Berlin : Neue Strategie: Migranteneltern müssen mitmachen

Beim ersten multikulturellen Schulkongress forderte der Integrationsbeauftragte ein „Bündnis“

Claudia Keller

Fast die Hälfte aller Kinder unter sechs Jahren in Berlin kommen aus einer Einwandererfamilie. Das hat eine neue Statistik der Bildungsverwaltung ergeben. „Diese Kinder sind ein Teil unserer Gesellschaft, sie sind unsere Zukunft“, sagte Bildungssenator Klaus Böger (SPD) gestern bei der Eröffnung des ersten Berliner Elternkongresses. Damit die Kinder aus den Einwandererfamilien besser gefördert werden, müssten Schulen, Migrantenverbände und Eltern an einem Strang ziehen, sagte Böger.

Um das zu erreichen, hatten die Bildungsverwaltung und 40 Migranten- und Wohlfahrtsverbände gestern Eltern ins Abgeordnetenhaus eingeladen, um in Podiumsgesprächen und Diskussionsforen sich über Erziehungsprobleme auszutauschen und Lösungen zu finden. Mehr als 500 Eltern, Lehrer und Schüler sind der Einladung gefolgt. Zu den einladenden Organisationen gehörten türkische und arabische Vereine wie auch russische, vietnamesische und griechische Elterngruppen. Der Elternkongress soll keine einmalige Aktion sein, sondern sich in ähnlicher Form jährlich wiederholen. „Wir wollen von einer Kooperation zu einem strategischen Bündnis mit mehr Verbindlichkeit zwischen Eltern, Migrantenvereinen und den Schulen kommen“, sagte Günter Piening, der Integrationsbeauftragte des Senats.

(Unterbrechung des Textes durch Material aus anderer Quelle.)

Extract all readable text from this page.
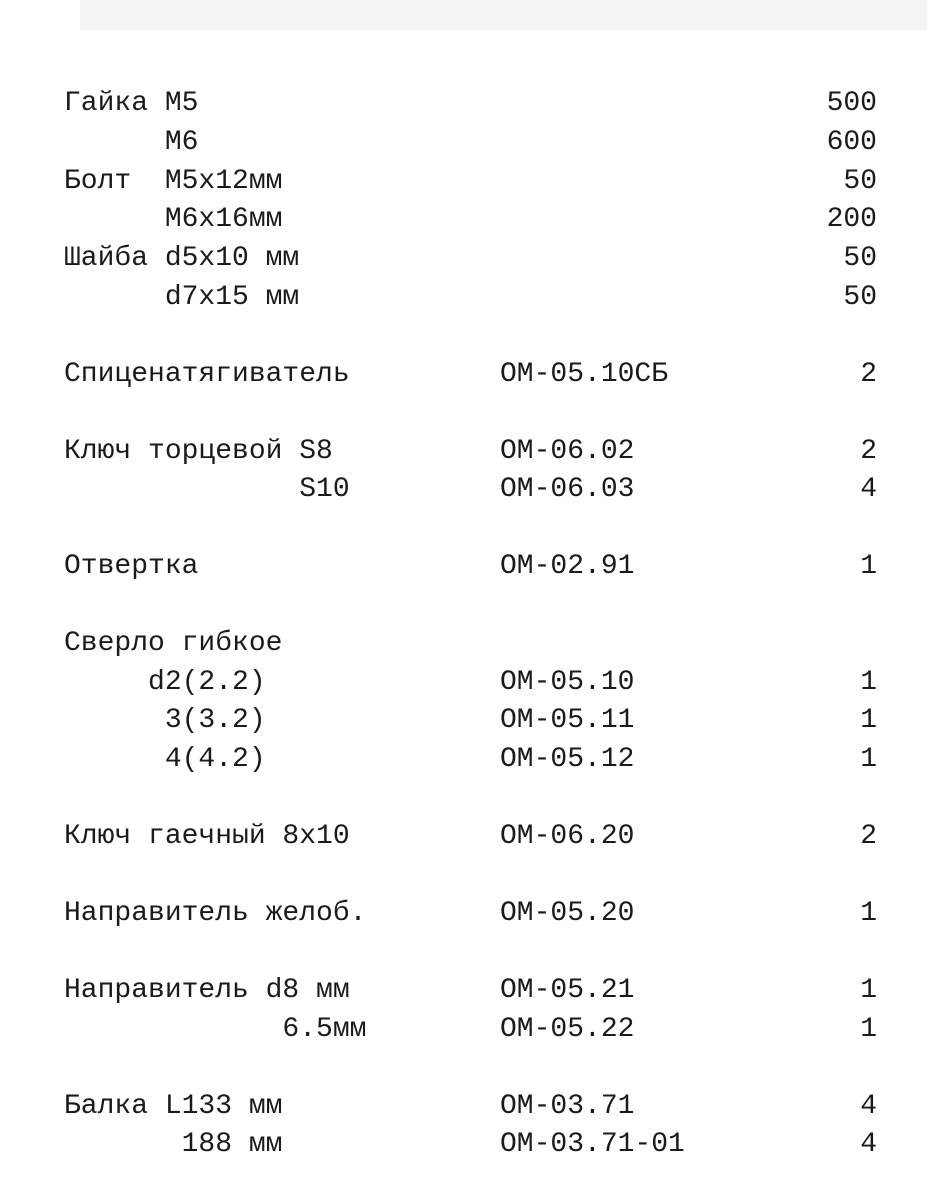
Гайка M5	500
M6	600
Болт  M5x12мм	50
M6x16мм	200
Шайба d5x10 мм	50
d7x15 мм	50
Спиценатягиватель	OM-05.10СБ	2
Ключ торцевой S8	OM-06.02	2
S10	OM-06.03	4
Отвертка	OM-02.91	1
Сверло гибкое
d2(2.2)	OM-05.10	1
3(3.2)	OM-05.11	1
4(4.2)	OM-05.12	1
Ключ гаечный 8x10	OM-06.20	2
Направитель желоб.	OM-05.20	1
Направитель d8 мм	OM-05.21	1
6.5мм	OM-05.22	1
Балка L133 мм	OM-03.71	4
188 мм	OM-03.71-01	4
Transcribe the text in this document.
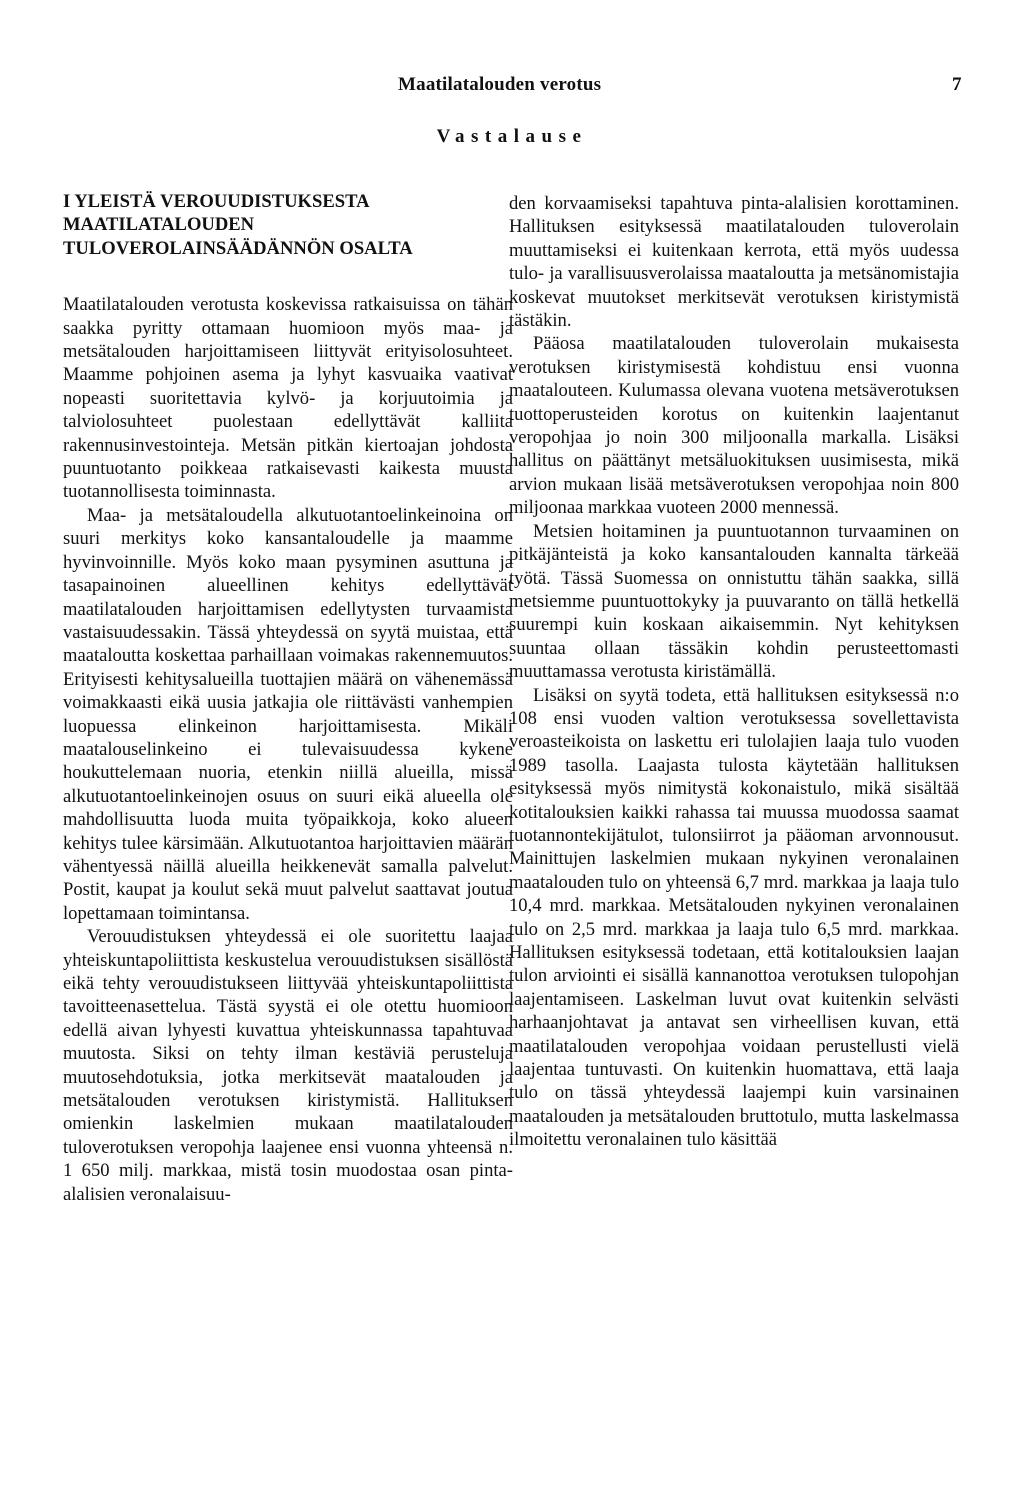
Maatilatalouden verotus	7
Vastalause
I YLEISTÄ VEROUUDISTUKSESTA MAATILATALOUDEN TULOVEROLAINSÄÄDÄNNÖN OSALTA

Maatilatalouden verotusta koskevissa ratkaisuissa on tähän saakka pyritty ottamaan huomioon myös maa- ja metsätalouden harjoittamiseen liittyvät erityisolosuhteet. Maamme pohjoinen asema ja lyhyt kasvuaika vaativat nopeasti suoritettavia kylvö- ja korjuutoimia ja talviolosuhteet puolestaan edellyttävät kalliita rakennusinvestointeja. Metsän pitkän kiertoajan johdosta puuntuotanto poikkeaa ratkaisevasti kaikesta muusta tuotannollisesta toiminnasta.

Maa- ja metsätaloudella alkutuotantoelinkeinoina on suuri merkitys koko kansantaloudelle ja maamme hyvinvoinnille. Myös koko maan pysyminen asuttuna ja tasapainoinen alueellinen kehitys edellyttävät maatilatalouden harjoittamisen edellytysten turvaamista vastaisuudessakin. Tässä yhteydessä on syytä muistaa, että maataloutta koskettaa parhaillaan voimakas rakennemuutos. Erityisesti kehitysalueilla tuottajien määrä on vähenemässä voimakkaasti eikä uusia jatkajia ole riittävästi vanhempien luopuessa elinkeinon harjoittamisesta. Mikäli maatalouselinkeino ei tulevaisuudessa kykene houkuttelemaan nuoria, etenkin niillä alueilla, missä alkutuotantoelinkeinojen osuus on suuri eikä alueella ole mahdollisuutta luoda muita työpaikkoja, koko alueen kehitys tulee kärsimään. Alkutuotantoa harjoittavien määrän vähentyessä näillä alueilla heikkenevät samalla palvelut. Postit, kaupat ja koulut sekä muut palvelut saattavat joutua lopettamaan toimintansa.

Verouudistuksen yhteydessä ei ole suoritettu laajaa yhteiskuntapoliittista keskustelua verouudistuksen sisällöstä eikä tehty verouudistukseen liittyvää yhteiskuntapoliittista tavoitteenasettelua. Tästä syystä ei ole otettu huomioon edellä aivan lyhyesti kuvattua yhteiskunnassa tapahtuvaa muutosta. Siksi on tehty ilman kestäviä perusteluja muutosehdotuksia, jotka merkitsevät maatalouden ja metsätalouden verotuksen kiristymistä. Hallituksen omienkin laskelmien mukaan maatilatalouden tuloverotuksen veropohja laajenee ensi vuonna yhteensä n. 1 650 milj. markkaa, mistä tosin muodostaa osan pinta-alalisien veronalaisuu-

den korvaamiseksi tapahtuva pinta-alalisien korottaminen. Hallituksen esityksessä maatilatalouden tuloverolain muuttamiseksi ei kuitenkaan kerrota, että myös uudessa tulo- ja varallisuusverolaissa maataloutta ja metsänomistajia koskevat muutokset merkitsevät verotuksen kiristymistä tästäkin.

Pääosa maatilatalouden tuloverolain mukaisesta verotuksen kiristymisestä kohdistuu ensi vuonna maatalouteen. Kulumassa olevana vuotena metsäverotuksen tuottoperusteiden korotus on kuitenkin laajentanut veropohjaa jo noin 300 miljoonalla markalla. Lisäksi hallitus on päättänyt metsäluokituksen uusimisesta, mikä arvion mukaan lisää metsäverotuksen veropohjaa noin 800 miljoonaa markkaa vuoteen 2000 mennessä.

Metsien hoitaminen ja puuntuotannon turvaaminen on pitkäjänteistä ja koko kansantalouden kannalta tärkeää työtä. Tässä Suomessa on onnistuttu tähän saakka, sillä metsiemme puuntuottokyky ja puuvaranto on tällä hetkellä suurempi kuin koskaan aikaisemmin. Nyt kehityksen suuntaa ollaan tässäkin kohdin perusteettomasti muuttamassa verotusta kiristämällä.

Lisäksi on syytä todeta, että hallituksen esityksessä n:o 108 ensi vuoden valtion verotuksessa sovellettavista veroasteikoista on laskettu eri tulolajien laaja tulo vuoden 1989 tasolla. Laajasta tulosta käytetään hallituksen esityksessä myös nimitystä kokonaistulo, mikä sisältää kotitalouksien kaikki rahassa tai muussa muodossa saamat tuotannontekijätulot, tulonsiirrot ja pääoman arvonnousut. Mainittujen laskelmien mukaan nykyinen veronalainen maatalouden tulo on yhteensä 6,7 mrd. markkaa ja laaja tulo 10,4 mrd. markkaa. Metsätalouden nykyinen veronalainen tulo on 2,5 mrd. markkaa ja laaja tulo 6,5 mrd. markkaa. Hallituksen esityksessä todetaan, että kotitalouksien laajan tulon arviointi ei sisällä kannanottoa verotuksen tulopohjan laajentamiseen. Laskelman luvut ovat kuitenkin selvästi harhaanjohtavat ja antavat sen virheellisen kuvan, että maatilatalouden veropohjaa voidaan perustellusti vielä laajentaa tuntuvasti. On kuitenkin huomattava, että laaja tulo on tässä yhteydessä laajempi kuin varsinainen maatalouden ja metsätalouden bruttotulo, mutta laskelmassa ilmoitettu veronalainen tulo käsittää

„In der Türkei geht man als Eltern mit der Schule vollkommen anders um“, sagte Safter Cinar vom Türkischen Elternverein in Berlin. Dort werde die Schule mit dem Staat und somit mit höchster Autorität gleichgesetzt. Man liefere die Kinder dort ab und kümmere sich nicht weiter um die Bildung. Dass es in Deutschland viel mehr Mitwirkungsmöglichkeiten gibt, und dass dies auch erwartet wird, wüssten die wenigsten.

Tatiana Lima Curvello vom Verband binationaler Familien sagte, dass sie mit Berliner Lehrern über die Noten ihrer Tochter verhandeln wollte. Dass die Lehrer entsetzt über ihren Vorschlag waren, die schlechte Deutschnote etwas aufzubessern, schließlich sei das Kind doch in Mathe sehr gut, konnte sie zunächst nicht verstehen. In ihrem Heimatland Brasilien seien die Schulnoten selbstverständlich Verhandlungssache.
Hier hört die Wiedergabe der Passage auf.